Yasal winkte ihnen zu und bückte sich dann nach einem der weißen Kokons. Ohne sichtbare Anstrengung hob er ihn hoch und versetzte ihm einen sachten Stubs, so daß er durch das Loch in der Schiffswand hindurchglitt und sich draußen sanft auf den Meeresgrund herabsenkte. Eine Wolke aus beigeweißem Sand stob hoch und verteilte sich in weitem Umkreis im Wasser, ehe sie wieder zu sinken begann. Yasal deutete auf die übrigen Ballen, drehte sich dann herum und sprang nach draußen.
»Das war deutlich«, sagte Singh. »Offenbar hat er nichts mehr dagegen, daß wir die Dinger anfassen. Kommt, Herr -beeilen wir uns. « Mike und er machten sich wortlos an die Arbeit. Sie konnten von hier aus die NAUTILUS sogar sehen. Das Schiff lag wie ein stählerner Riesenfisch nicht weit entfernt, allerdings so, daß ihre Position und das, was sie taten, vom Salon aus oder auch dem Turm, der ja ebenfalls über Fenster verfügte, nicht zu sehen war.
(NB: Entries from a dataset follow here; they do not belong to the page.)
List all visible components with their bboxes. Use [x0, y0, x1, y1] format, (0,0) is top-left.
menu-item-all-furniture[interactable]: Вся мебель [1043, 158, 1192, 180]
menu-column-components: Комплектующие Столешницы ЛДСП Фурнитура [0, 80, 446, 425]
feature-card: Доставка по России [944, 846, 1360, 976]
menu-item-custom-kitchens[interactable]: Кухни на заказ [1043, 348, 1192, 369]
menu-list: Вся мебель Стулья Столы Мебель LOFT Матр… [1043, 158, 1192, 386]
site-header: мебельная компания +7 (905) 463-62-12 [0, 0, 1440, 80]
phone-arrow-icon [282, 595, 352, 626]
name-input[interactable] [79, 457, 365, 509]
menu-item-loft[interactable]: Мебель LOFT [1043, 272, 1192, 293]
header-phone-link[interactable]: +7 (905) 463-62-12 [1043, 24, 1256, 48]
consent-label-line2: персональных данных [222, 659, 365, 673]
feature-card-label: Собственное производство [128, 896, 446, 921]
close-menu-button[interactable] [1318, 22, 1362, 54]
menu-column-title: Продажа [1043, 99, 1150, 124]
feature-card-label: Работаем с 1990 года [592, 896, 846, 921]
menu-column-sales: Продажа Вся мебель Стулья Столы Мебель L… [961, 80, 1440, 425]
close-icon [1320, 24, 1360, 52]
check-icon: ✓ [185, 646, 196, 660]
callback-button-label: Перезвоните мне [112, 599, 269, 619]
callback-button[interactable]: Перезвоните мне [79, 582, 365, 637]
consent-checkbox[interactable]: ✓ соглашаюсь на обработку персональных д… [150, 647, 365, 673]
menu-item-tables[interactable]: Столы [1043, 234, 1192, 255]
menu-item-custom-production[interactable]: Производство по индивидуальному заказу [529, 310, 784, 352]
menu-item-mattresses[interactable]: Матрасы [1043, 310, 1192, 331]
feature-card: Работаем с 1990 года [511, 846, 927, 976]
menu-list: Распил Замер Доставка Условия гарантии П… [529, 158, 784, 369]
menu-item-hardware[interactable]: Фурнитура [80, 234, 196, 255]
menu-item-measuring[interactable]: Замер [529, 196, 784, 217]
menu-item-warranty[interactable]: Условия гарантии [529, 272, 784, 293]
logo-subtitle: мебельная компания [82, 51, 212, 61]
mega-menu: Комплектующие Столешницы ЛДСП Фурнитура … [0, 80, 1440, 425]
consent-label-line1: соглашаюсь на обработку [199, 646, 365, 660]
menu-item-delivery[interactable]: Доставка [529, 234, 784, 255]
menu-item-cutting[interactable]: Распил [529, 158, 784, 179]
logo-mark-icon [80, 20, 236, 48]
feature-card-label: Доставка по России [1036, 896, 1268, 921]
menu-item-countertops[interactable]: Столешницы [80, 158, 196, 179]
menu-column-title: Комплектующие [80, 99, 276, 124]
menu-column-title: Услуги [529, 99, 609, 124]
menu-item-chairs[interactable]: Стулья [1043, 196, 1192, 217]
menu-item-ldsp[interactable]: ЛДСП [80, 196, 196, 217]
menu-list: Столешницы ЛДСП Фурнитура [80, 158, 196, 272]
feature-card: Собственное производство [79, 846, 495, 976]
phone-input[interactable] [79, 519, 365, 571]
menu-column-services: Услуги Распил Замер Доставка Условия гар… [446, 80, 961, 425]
Mike glaubte keine Sekunde lang daran, daß das Zufall war. Sie bugsierten ein knappes Dutzend der sechseckigen weißen Behältnisse nach draußen, ehe Yasal ihnen bedeutete, daß es genug war, dann verließen sie die TITANIC auf dieselbe Weise wie der Beduine zuvor. Yasal mußte sie nicht eigens auffordern, jeweils eines der Bündel zu nehmen und zur NAUTILUS zu tragen. Zumindest dieser Teil der Bergungsaktion war Singh und Mike vollkommen klar. Mike war mittlerweile sicher, daß Yasal jeden Schritt und jeden Handgriff, den sie taten, genau vorausgeplant hatte.
Sie trugen die drei Behälter zur NAUTILUS und verstauten sie aufrecht nebeneinander in der Schleusenkammer, dann kehrten sie zurück, um die nächsten drei zu holen, und noch einmal und schließlich ein letztes Mal. Nachdem sie den Weg insgesamt viermal zurückgelegt hatten, bedeutete ihnen Yasal, daß es genug sei.
Mike konnte ihm nur beipflichten. Während sie darauf warteten, daß das Schleusentor sich wieder öffnete und sie selbst an Bord der NAUTILUS gehen konnten, sah er nervös auf die Uhr. Seiner Schätzung nach konnte der Sauerstoffvorrat in ihren Flaschen allerhöchstens noch für ein paar Minuten reichen. Ihre Nerven wurden auf eine harte Probe gestellt. Es schien endlos zu dauern, bis die Schleuse erneut geöffnet wurde, und noch länger, bis sie sich hineingequetscht hatten und das Wasser abzufließen begann. Die Luft, die in Mikes Helm strömte, war jetzt schlechter geworden; sie schmeckte bitter und verbraucht. Er wartete gerade so lange, bis das Wasser bis an seine Schultern abgesunken war, ehe er sich mit einer hastigen Bewegung den Helm vom Kopf riß und gierig ein-und ausatmete.